Хорошо атаковать, когда ты в седле, а противник пеш. Еще очень неплохо, когда конные налетают на противника, уже занятого схваткой. А вот когда конных атакуют пешие, это ни к чему хорошему не приводит. В один миг Эльфред сообразил, что такое положение настолько невыигрышно, что либо всех конников нужно спешивать, пока не поздно, либо бросать их в атаку, навстречу датчанам.
– Вперед! – завопил принц.
Кто-то послушал его. Кто-то просто не разобрал, что он кричит. Времени, чтобы сообразить, что нужно делать, оставалось слишком мало, неудивительно, что кто-то запаниковал. Слаженно, как один, на врага кинулся только отряд Эльфреда – они привыкли слушать его и сразу выполнять все, что сказано.

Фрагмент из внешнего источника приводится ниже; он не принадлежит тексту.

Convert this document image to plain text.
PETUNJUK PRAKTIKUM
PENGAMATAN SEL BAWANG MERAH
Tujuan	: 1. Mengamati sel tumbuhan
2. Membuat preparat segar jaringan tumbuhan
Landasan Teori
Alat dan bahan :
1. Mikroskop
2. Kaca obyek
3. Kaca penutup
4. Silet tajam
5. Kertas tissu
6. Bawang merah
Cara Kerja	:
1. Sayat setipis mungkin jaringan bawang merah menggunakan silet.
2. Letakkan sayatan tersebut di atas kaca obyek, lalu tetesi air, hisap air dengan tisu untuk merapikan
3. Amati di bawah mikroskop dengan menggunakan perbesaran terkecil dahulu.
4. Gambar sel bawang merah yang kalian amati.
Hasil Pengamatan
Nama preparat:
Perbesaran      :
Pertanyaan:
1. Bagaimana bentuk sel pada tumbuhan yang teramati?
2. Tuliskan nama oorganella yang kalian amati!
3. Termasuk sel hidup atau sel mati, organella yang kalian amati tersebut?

Норманны налетели, как шторм в открытом море. Сообразив, что конники – всего две с половиной сотни человек – остались без поддержки, Этельред приказал пешим воинам выступать, и скоро на поле близ старых укреплений Басинга началась такая неразбериха, какая бывает лишь в схватке. Король и сам не знал, что где происходит, где датчане, а где его подданные. Он все рвался в самую гущу битвы, и потому не имел никакого представления, как идут дела.
Эльфред тоже не знал, но и не пытался узнать – указали же ему, чтоб он не совал нос туда, куда позволено совать носы только королям. Он следил за своими людьми, и все пытался сбить их в единый отряд. Шестьдесят человек – не так уж много, но и не слишком мало, особенно в схватке, где играли роль не столько сила и умение каждого отдельного воина, а единство всего сообщества.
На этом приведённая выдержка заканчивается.